Department of Radiology, University Medical Center of Groningen, Groningen, 9713GZ, The Netherlands.
Department of Oral Surgery of the Medical Spectrum Twente (MST), Enschede, 7500KA, The Netherlands.
Eur Radiol Exp. 2024 May 20;8(1):63. doi: 10.1186/s41747-024-00459-9.
Emphysema influences the appearance of lung tissue in computed tomography (CT). We evaluated whether this affects lung nodule detection by artificial intelligence (AI) and human readers (HR).
Individuals were selected from the "Lifelines" cohort who had undergone low-dose chest CT. Nodules in individuals without emphysema were matched to similar-sized nodules in individuals with at least moderate emphysema. AI results for nodular findings of 30-100 mm and 101-300 mm were compared to those of HR; two expert radiologists blindly reviewed discrepancies. Sensitivity and false positives (FPs)/scan were compared for emphysema and non-emphysema groups.

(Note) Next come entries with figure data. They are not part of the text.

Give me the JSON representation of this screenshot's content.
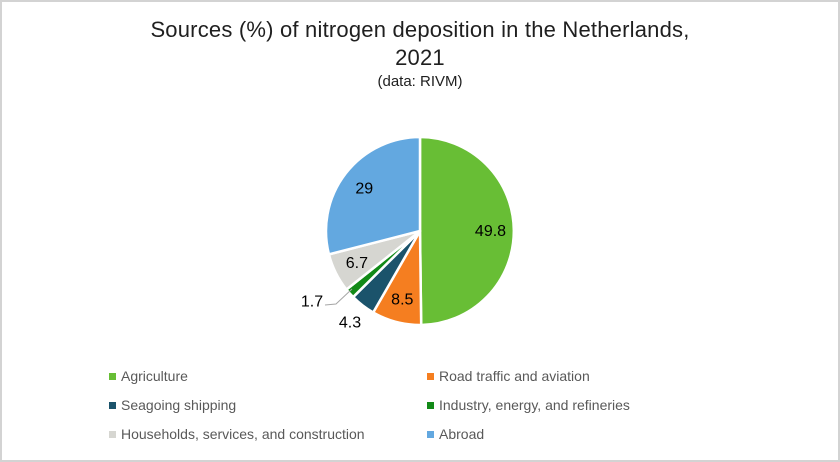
{
  "window": {
    "background": "#FFFFFF",
    "border_color": "#D3D3D3"
  },
  "chart_data": {
    "type": "pie",
    "title": "Sources (%) of nitrogen deposition in the Netherlands, 2021",
    "title_lines": [
      "Sources (%) of nitrogen deposition in the Netherlands,",
      "2021"
    ],
    "subtitle": "(data: RIVM)",
    "direction": "clockwise",
    "start_angle_deg": 0,
    "total": 100,
    "slice_border_color": "#FFFFFF",
    "label_color": "#000000",
    "leader_line_color": "#A6A6A6",
    "slices": [
      {
        "label": "Agriculture",
        "value": 49.8,
        "display": "49.8",
        "color": "#68BE35",
        "label_placement": "inside"
      },
      {
        "label": "Road traffic and aviation",
        "value": 8.5,
        "display": "8.5",
        "color": "#F57E20",
        "label_placement": "inside"
      },
      {
        "label": "Seagoing shipping",
        "value": 4.3,
        "display": "4.3",
        "color": "#1B536B",
        "label_placement": "outside"
      },
      {
        "label": "Industry, energy, and refineries",
        "value": 1.7,
        "display": "1.7",
        "color": "#128A17",
        "label_placement": "outside",
        "label_xy": [
          310,
          299
        ],
        "leader_points": [
          [
            323,
            303
          ],
          [
            334,
            302
          ],
          [
            350,
            287
          ]
        ]
      },
      {
        "label": "Households, services, and construction",
        "value": 6.7,
        "display": "6.7",
        "color": "#D6D6D1",
        "label_placement": "inside"
      },
      {
        "label": "Abroad",
        "value": 29,
        "display": "29",
        "color": "#63A8E0",
        "label_placement": "inside"
      }
    ],
    "legend": {
      "position": "bottom-left",
      "columns": 2,
      "text_color": "#595959"
    }
  }
}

Thirty-nine participants with and 82 without emphysema were included (n = 121, aged 61 ± 8 years (mean ± standard deviation), 58/121 males (47.9%)). AI and HR detected 196 and 206 nodular findings, respectively, yielding 109 concordant nodules and 184 discrepancies, including 118 true nodules. For AI, sensitivity was 0.68 (95% confidence interval 0.57-0.77) in emphysema versus 0.71 (0.62-0.78) in non-emphysema, with FPs/scan 0.51 and 0.22, respectively (p = 0.028). For HR, sensitivity was 0.76 (0.65-0.84) and 0.80 (0.72-0.86), with FPs/scan of 0.15 and 0.27 (p = 0.230). Overall sensitivity was slightly higher for HR than for AI, but this difference disappeared after the exclusion of benign lymph nodes. FPs/scan were higher for AI in emphysema than in non-emphysema (p = 0.028), while FPs/scan for HR were higher than AI for 30-100 mm nodules in non-emphysema (p = 0.009).

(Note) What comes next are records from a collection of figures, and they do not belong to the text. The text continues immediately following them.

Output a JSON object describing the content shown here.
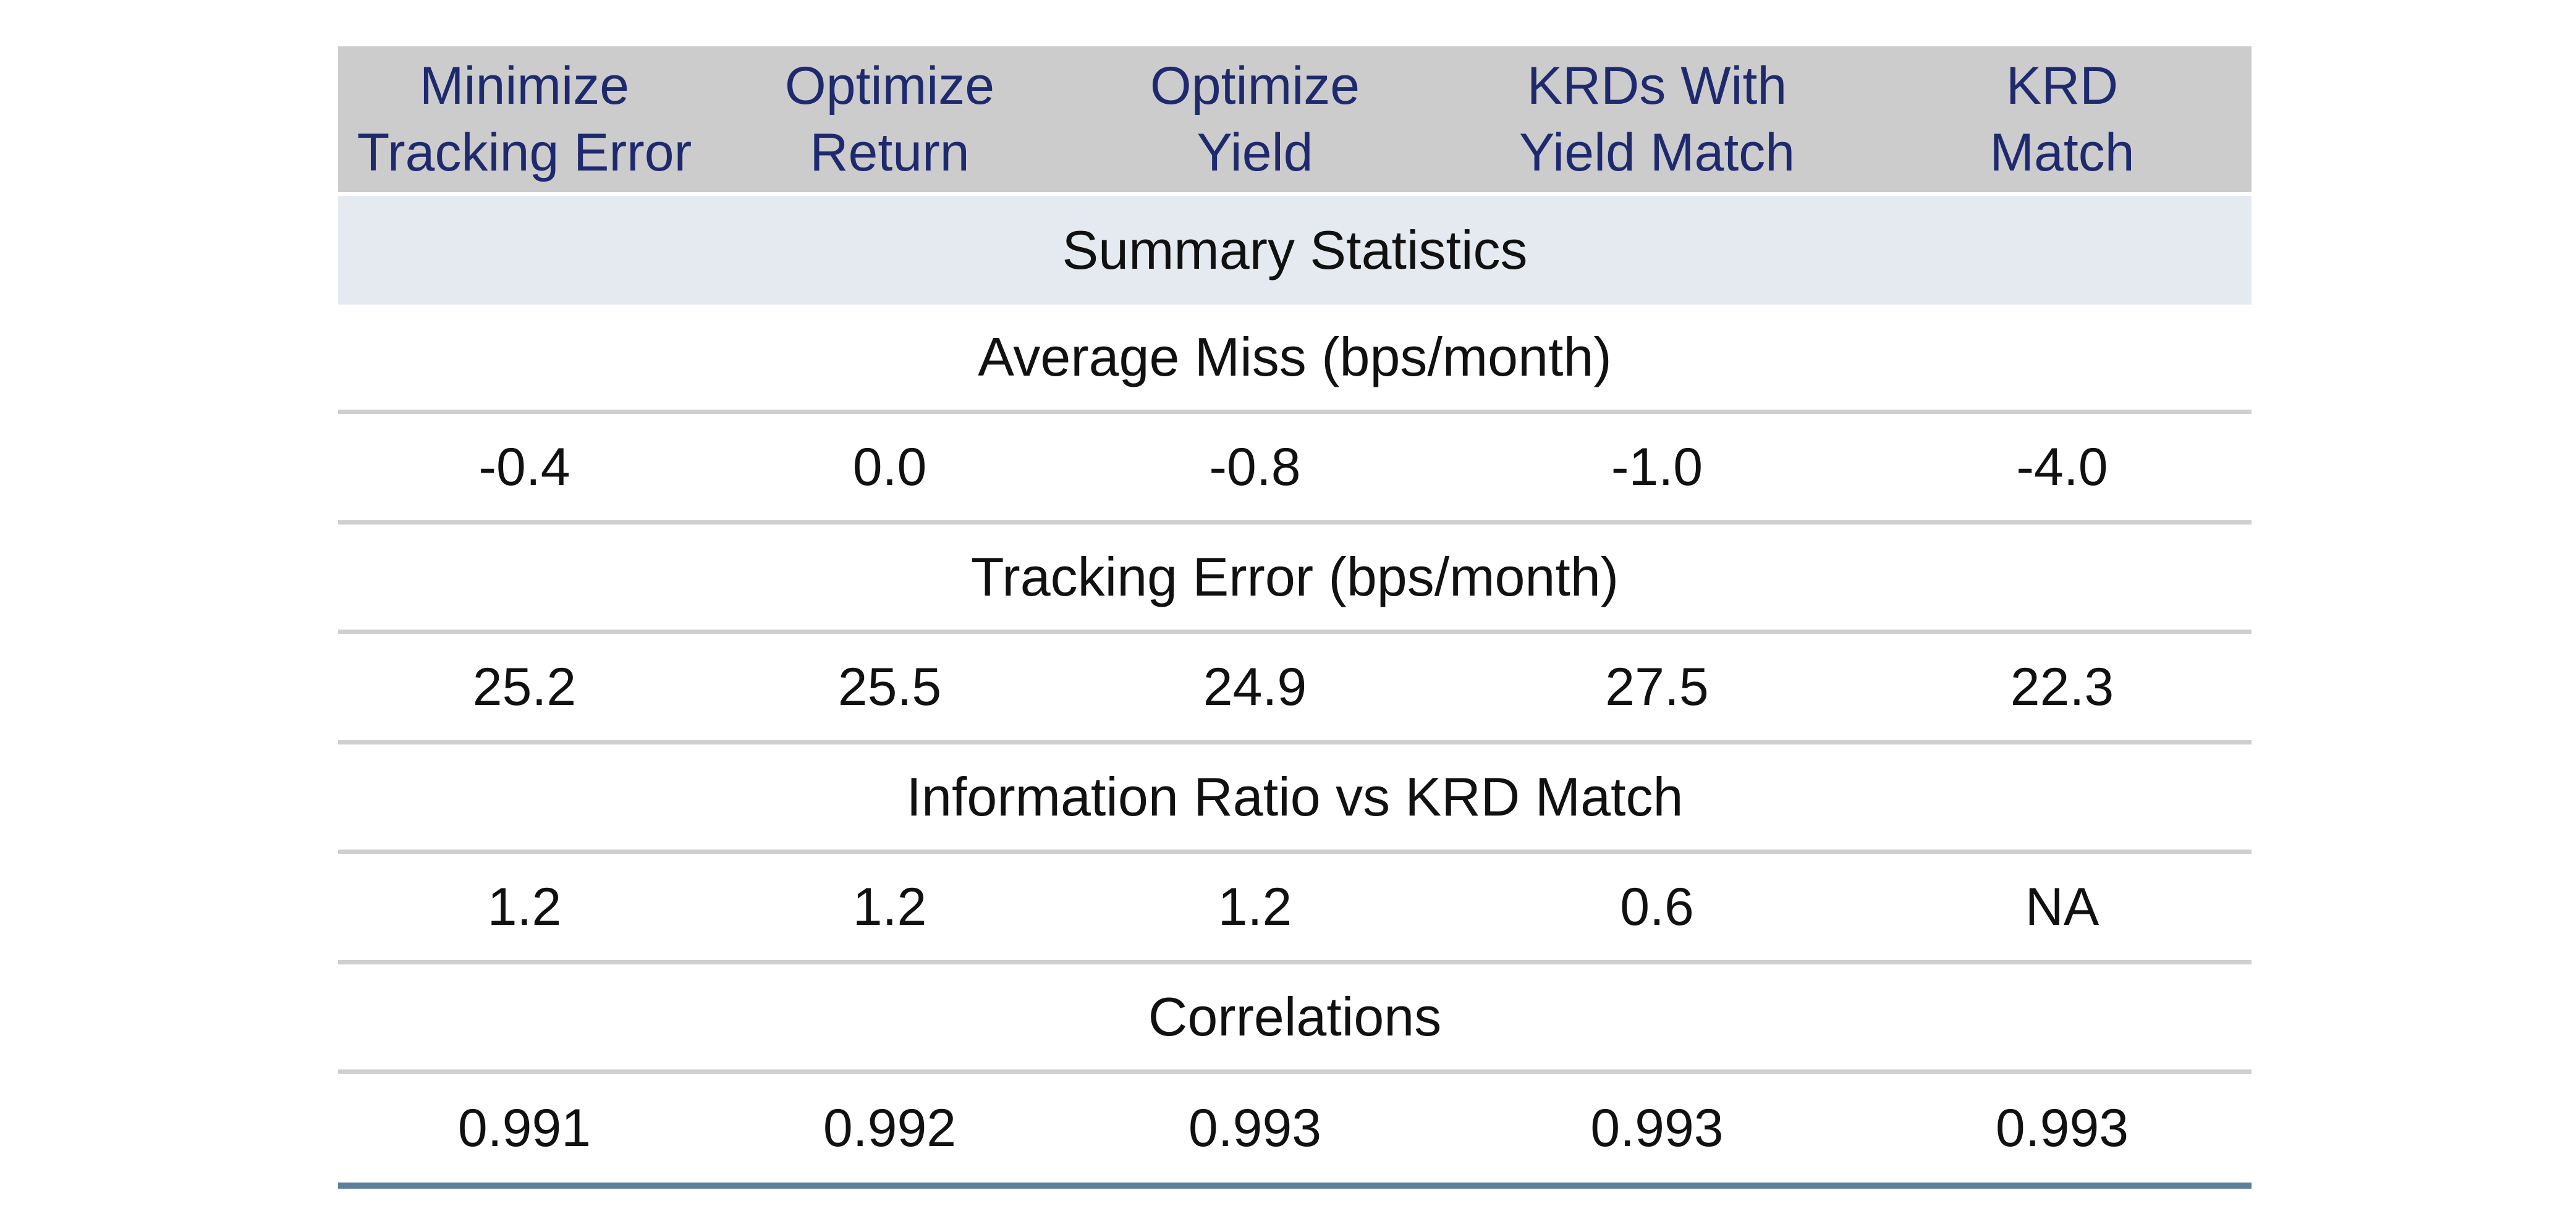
{
  "chart_data": {
    "type": "table",
    "columns": [
      "Minimize\nTracking Error",
      "Optimize\nReturn",
      "Optimize\nYield",
      "KRDs With\nYield Match",
      "KRD\nMatch"
    ],
    "summary_label": "Summary Statistics",
    "sections": [
      {
        "label": "Average Miss (bps/month)",
        "values": [
          "-0.4",
          "0.0",
          "-0.8",
          "-1.0",
          "-4.0"
        ]
      },
      {
        "label": "Tracking Error (bps/month)",
        "values": [
          "25.2",
          "25.5",
          "24.9",
          "27.5",
          "22.3"
        ]
      },
      {
        "label": "Information Ratio vs KRD Match",
        "values": [
          "1.2",
          "1.2",
          "1.2",
          "0.6",
          "NA"
        ]
      },
      {
        "label": "Correlations",
        "values": [
          "0.991",
          "0.992",
          "0.993",
          "0.993",
          "0.993"
        ]
      }
    ],
    "colors": {
      "header_bg": "#cccccc",
      "header_text": "#1f2a6e",
      "summary_bg": "#e4eaf0",
      "divider": "#cfcfcf",
      "bottom_rule": "#5d7f9c"
    }
  }
}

AI resulted in more FPs/scan in emphysema compared to non-emphysema, a difference not observed for HR.
In the creation of a benchmark dataset to validate AI software for lung nodule detection, the inclusion of emphysema cases is important due to the additional number of FPs.
• The sensitivity of nodule detection by AI was similar in emphysema and non-emphysema. • AI had more FPs/scan in emphysema compared to non-emphysema. • Sensitivity and FPs/scan by the human reader were comparable for emphysema and non-emphysema. • Emphysema and non-emphysema representation in benchmark dataset is important for validating AI.
肺气肿会影响计算机断层扫描(CT)中肺组织的外观。我们评估了这是否会影响人工智能(AI)和人类读者(HR)对肺结节的检测。
从“生命线”队列中选择接受低剂量胸部 CT 的个体。在没有肺气肿的个体中匹配与至少中度肺气肿的个体中相似大小的结节。比较 AI 对 30-100mm 和 101-300mm 结节的检测结果与 HR 的结果;两位专家放射科医生对差异进行了盲法审查。比较肺气肿和非肺气肿组的敏感性和假阳性(FP)/扫描。
共纳入 39 名肺气肿患者和 82 名非肺气肿患者(n=121,年龄 61±8 岁(均值±标准差),58/121 名男性(47.9%))。AI 和 HR 分别检测到 196 个和 206 个结节发现,分别有 109 个结节一致,184 个不一致,包括 118 个真正的结节。对于 AI,肺气肿中的敏感性为 0.68(95%置信区间 0.57-0.77),非肺气肿中为 0.71(0.62-0.78),FP/扫描分别为 0.51 和 0.22(p=0.028)。对于 HR,敏感性分别为 0.76(0.65-0.84)和 0.80(0.72-0.86),FP/扫描分别为 0.15 和 0.27(p=0.230)。HR 的总体敏感性略高于 AI,但在排除良性淋巴结后,这种差异消失了。与非肺气肿相比,AI 在肺气肿中的 FP/扫描更高(p=0.028),而对于非肺气肿的 30-100mm 结节,HR 的 FP/扫描高于 AI(p=0.009)。
与非肺气肿相比,AI 在肺气肿中产生了更多的 FP/扫描,而 HR 则没有观察到这种差异。
在创建用于验证肺结节检测人工智能软件的基准数据集时,由于 FP 的数量增加,纳入肺气肿病例很重要。
人工智能检测结节的敏感性在肺气肿和非肺气肿中相似。
AI 在肺气肿中的 FP/扫描量多于非肺气肿。
肺气肿和非肺气肿的 HR 敏感性和 FP/扫描量相当。
验证 AI 时,基准数据集中肺气肿和非肺气肿的代表性很重要。